The subject of the decisions were so-called “tap tags” in Instagram posts by influencers Cathy Hummels, Leonie Hanne and Luisa-Maxime Huss. „Tap tags” are used to mark products in social media posts by influencers. When images are clicked, a short caption appears, usually mentioning the name of the product or manufacturer. A clickable link takes the user either to the social media profiles of the providers or manufacturers of the products or to external websites where the products can sometimes even be purchased directly.
Luisa-Maxime Huss received a remuneration from the product manufacturer for her “tap tag”, while the other two influencers did not.
According to the Federal Court, a product post on Instagram is always a commercial act in favour of another company and has to be labelled as advertising if the influencer receives a remuneration in return for his post. The Federal Court therefore classified the product post by Luisa-Maxime Huss as advertising subject to labelling.
Furthermore, according to the Federal Court, a labelling obligation only exists if the post is overly promotional according to its overall impression, for example because it solely praises the advantages of a product of this company without any critical distance in such a way that the presentation leaves the framework of an “objective information”. The mere fact that posts were “tap-tagged” to the Instagram profile of the product manufacturer was not sufficient for the assumption of product advertising. Therefore, the Federal Court declared the two posts by Cathy Hummels and Leonie Hanne admissible. However, the Federal Court apparently takes a different view in the case of a link to an external website of the manufacturer of the product depicted. In this case, the post must be marked as advertising.
The decisions of the Federal Court of 9 September 2021 (– I ZR 90/20, I ZR 125/20, I ZR 126/20) have not yet been published. The press release of the Federal Court of 9 September 2021 can be found here.
With the Act to Strengthen Consumer Protection in Competition and Trade Law coming into force on 28 May 2022, the mere placing of a “tap tag” on the product manufacturer’s website will no longer lead to a labelling obligation. According to the new regulations also known as the “influencer law”, a product post is only subject to labelling if the influencer receives a remuneration or a similar consideration from the product manufacturer or allows himself to be promised such. The law contains a presumption that the influencer has received or been promised such consideration. However, an influencer can disprove this presumption.
The Act to Strengthen Consumer Protection in Competition and Trade Law can be found here.

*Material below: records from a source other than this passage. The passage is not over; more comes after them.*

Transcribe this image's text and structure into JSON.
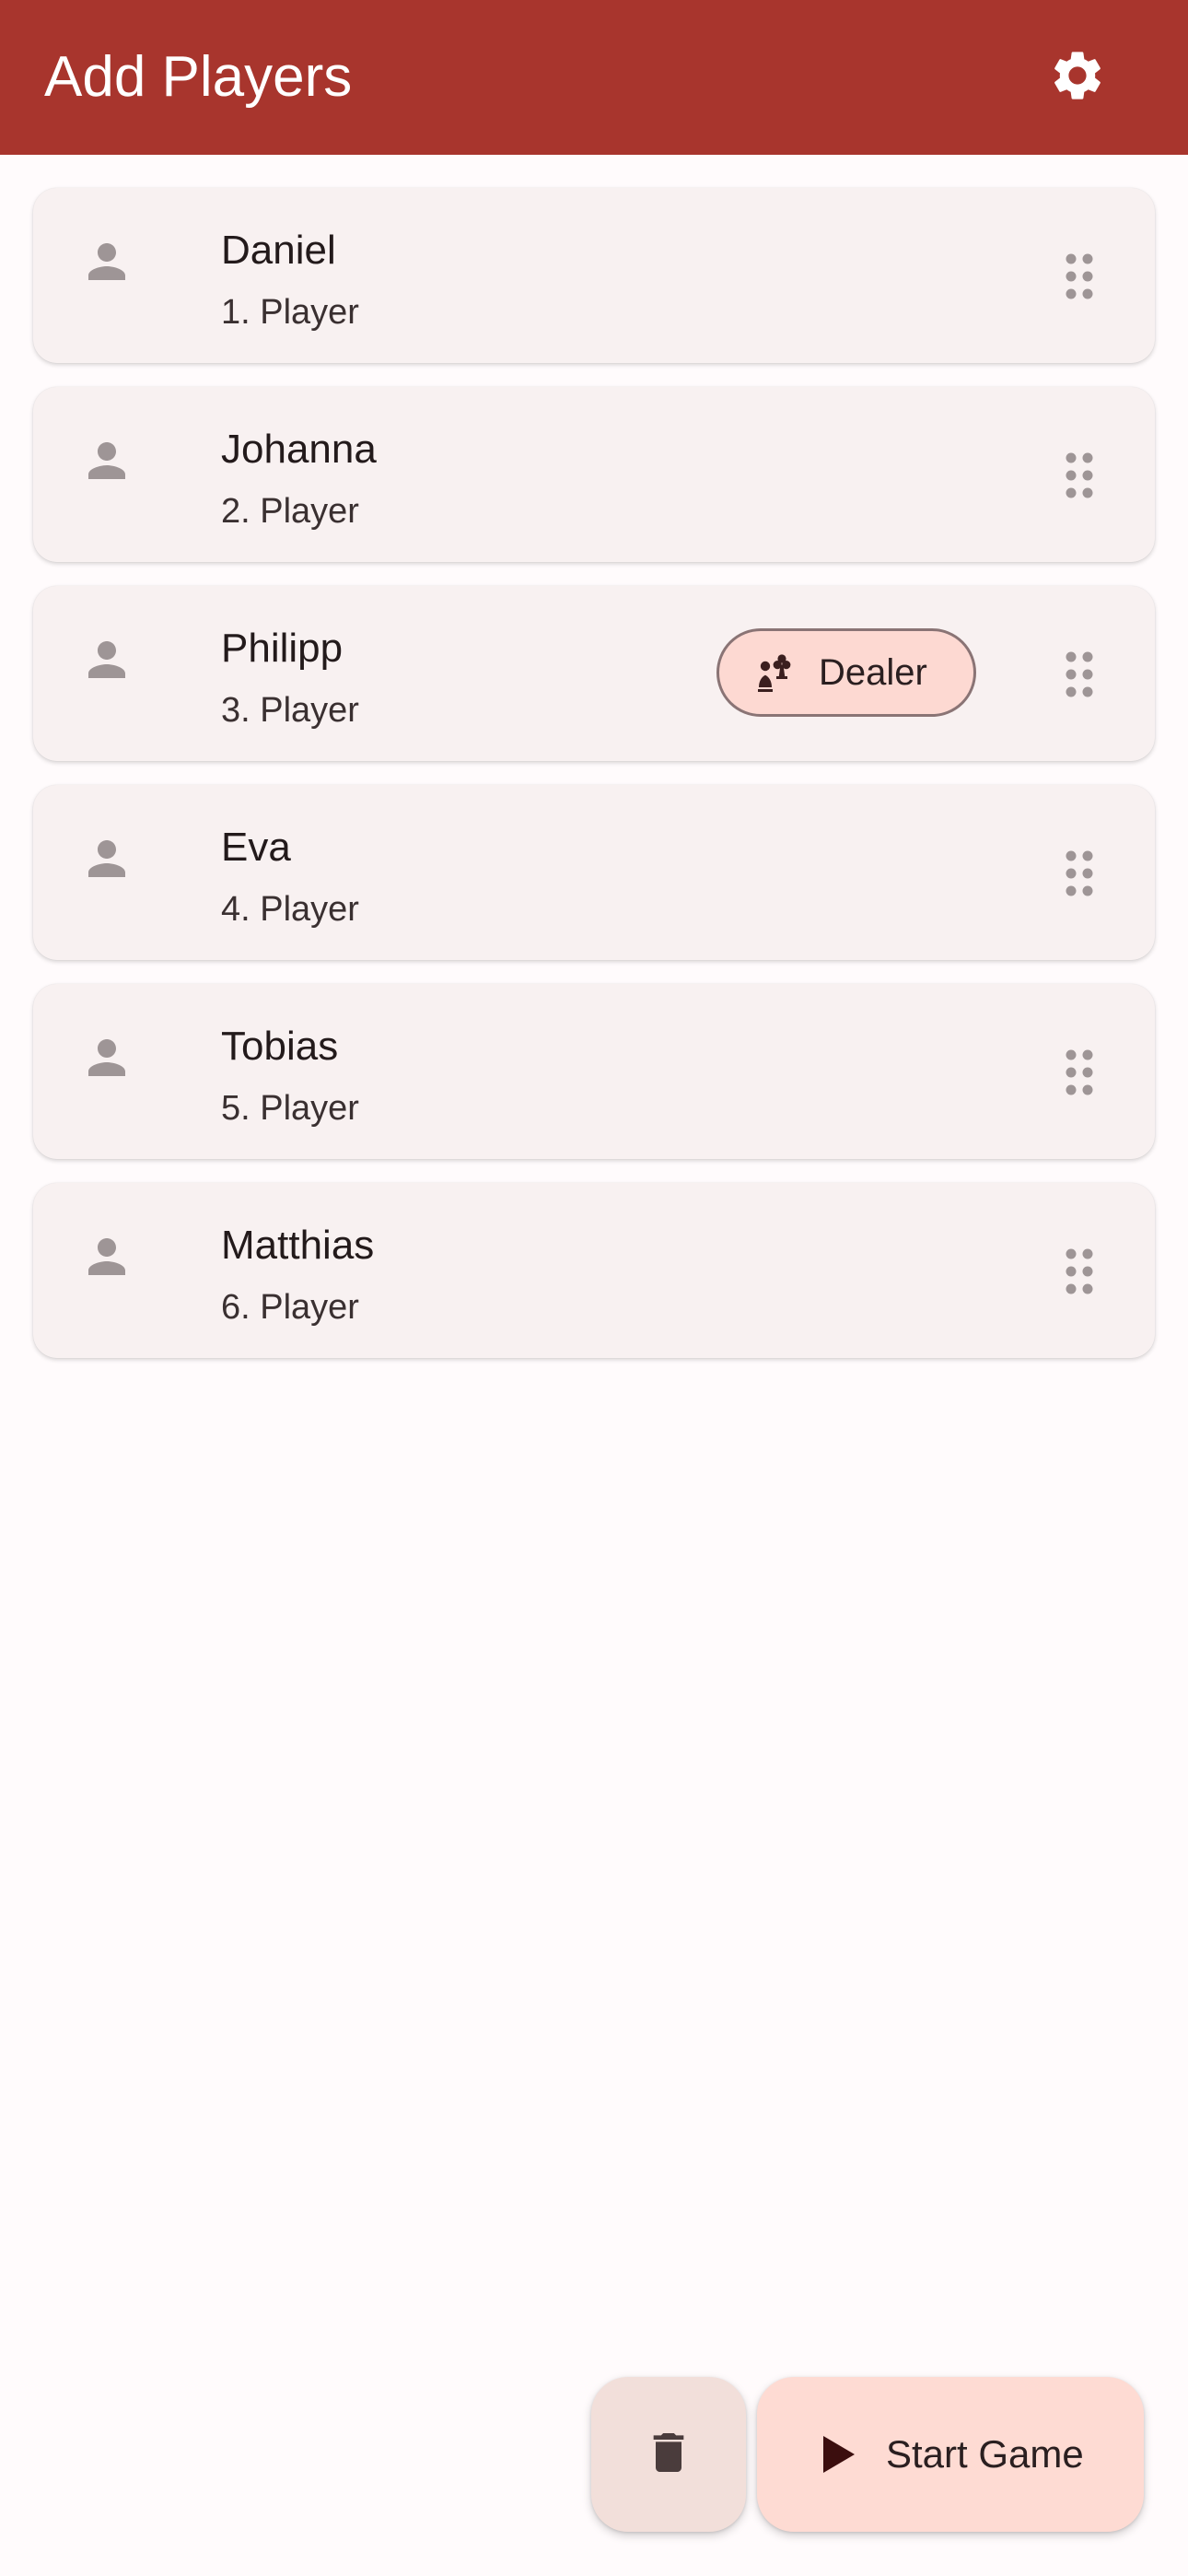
{
  "app_bar": {
    "title": "Add Players",
    "background": "#a8352d",
    "settings_icon": "gear-icon"
  },
  "players": [
    {
      "name": "Daniel",
      "position": "1. Player",
      "dealer": false
    },
    {
      "name": "Johanna",
      "position": "2. Player",
      "dealer": false
    },
    {
      "name": "Philipp",
      "position": "3. Player",
      "dealer": true
    },
    {
      "name": "Eva",
      "position": "4. Player",
      "dealer": false
    },
    {
      "name": "Tobias",
      "position": "5. Player",
      "dealer": false
    },
    {
      "name": "Matthias",
      "position": "6. Player",
      "dealer": false
    }
  ],
  "dealer_chip": {
    "label": "Dealer",
    "icon": "dealer-pieces-icon",
    "background": "#fdd9d2"
  },
  "fabs": {
    "delete_icon": "trash-icon",
    "start_label": "Start Game",
    "start_icon": "play-icon",
    "start_background": "#fedbd3"
  }
}
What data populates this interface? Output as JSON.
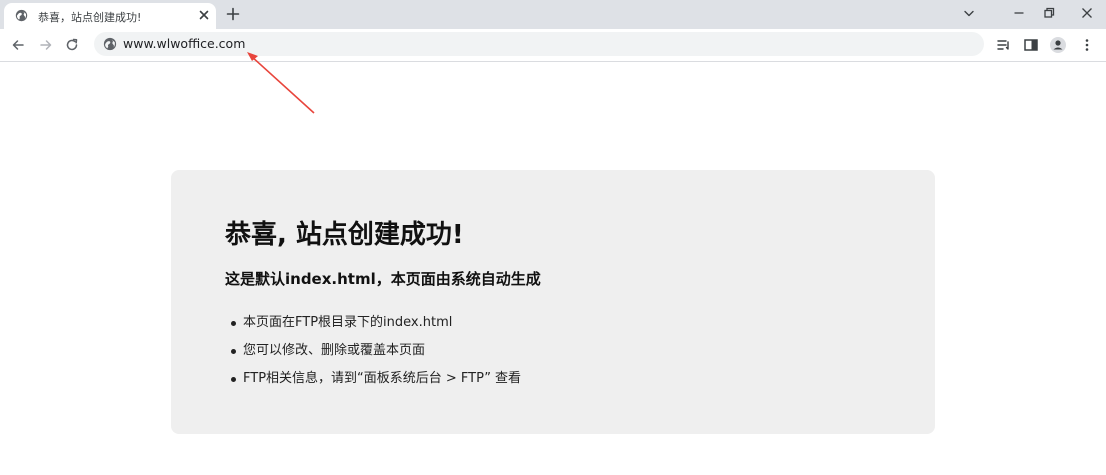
{
  "browser": {
    "tab": {
      "title": "恭喜，站点创建成功!",
      "favicon": "globe-icon"
    },
    "new_tab_label": "+",
    "address_bar": {
      "url": "www.wlwoffice.com",
      "site_icon": "globe-icon"
    },
    "window_controls": [
      "tab-search-icon",
      "minimize-icon",
      "restore-icon",
      "close-icon"
    ],
    "toolbar_right": [
      "reading-list-icon",
      "side-panel-icon",
      "profile-icon",
      "menu-icon"
    ],
    "annotation_color": "#e8453c"
  },
  "page": {
    "title": "恭喜, 站点创建成功!",
    "subtitle": "这是默认index.html，本页面由系统自动生成",
    "items": [
      "本页面在FTP根目录下的index.html",
      "您可以修改、删除或覆盖本页面",
      "FTP相关信息，请到“面板系统后台 > FTP” 查看"
    ],
    "card_color": "#efefef"
  }
}
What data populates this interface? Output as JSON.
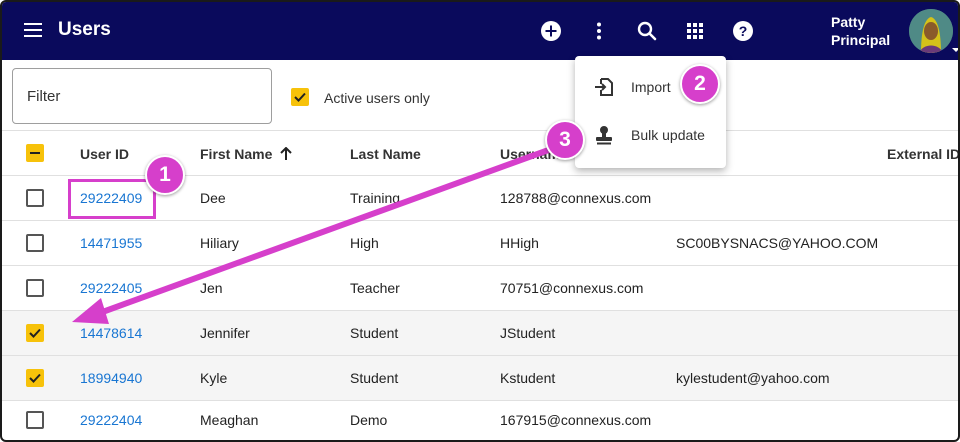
{
  "header": {
    "title": "Users",
    "user_name_first": "Patty",
    "user_name_last": "Principal",
    "background": "#0a0a5c"
  },
  "filter": {
    "placeholder": "Filter",
    "active_only_label": "Active users only",
    "active_only_checked": true
  },
  "menu": {
    "items": [
      {
        "label": "Import",
        "icon": "import-icon"
      },
      {
        "label": "Bulk update",
        "icon": "stamp-icon"
      }
    ]
  },
  "table": {
    "columns": [
      "User ID",
      "First Name",
      "Last Name",
      "Usernam",
      "External ID"
    ],
    "sort_indicator": "arrow-up-icon",
    "rows": [
      {
        "checked": false,
        "user_id": "29222409",
        "first": "Dee",
        "last": "Training",
        "username": "128788@connexus.com",
        "email": ""
      },
      {
        "checked": false,
        "user_id": "14471955",
        "first": "Hiliary",
        "last": "High",
        "username": "HHigh",
        "email": "SC00BYSNACS@YAHOO.COM"
      },
      {
        "checked": false,
        "user_id": "29222405",
        "first": "Jen",
        "last": "Teacher",
        "username": "70751@connexus.com",
        "email": ""
      },
      {
        "checked": true,
        "user_id": "14478614",
        "first": "Jennifer",
        "last": "Student",
        "username": "JStudent",
        "email": ""
      },
      {
        "checked": true,
        "user_id": "18994940",
        "first": "Kyle",
        "last": "Student",
        "username": "Kstudent",
        "email": "kylestudent@yahoo.com"
      },
      {
        "checked": false,
        "user_id": "29222404",
        "first": "Meaghan",
        "last": "Demo",
        "username": "167915@connexus.com",
        "email": ""
      }
    ]
  },
  "annotations": {
    "badges": [
      "1",
      "2",
      "3"
    ],
    "color": "#d63fcb"
  },
  "colors": {
    "accent": "#f7c20a",
    "link": "#1976d2"
  }
}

The question of how influencers must label their posts on social media profiles as advertising in case of a labelling obligation, has not yet been clarified by the highest courts. The new “influencer law” does not provide any requirements in this regard. According to the opinion of some instance courts, labelling with hashtags such as “#ad”, “#sponsored by”, “#poweredby” at the end of the post should not be sufficient (cf. Higher Regional Court Celle, judgment of 8 June 2017 – 13 U 53/17 here; Higher Regional Court Berlin, decision of 11 October 2017 – 5 W 221/17 here). According to the guidelines of the State Media Authorities (here), promotional image and text posts must also be clearly legibly marked with “Werbung” or “Anzeige” at the beginning of the post. However, the guideline as a mere recommendation is not legally binding.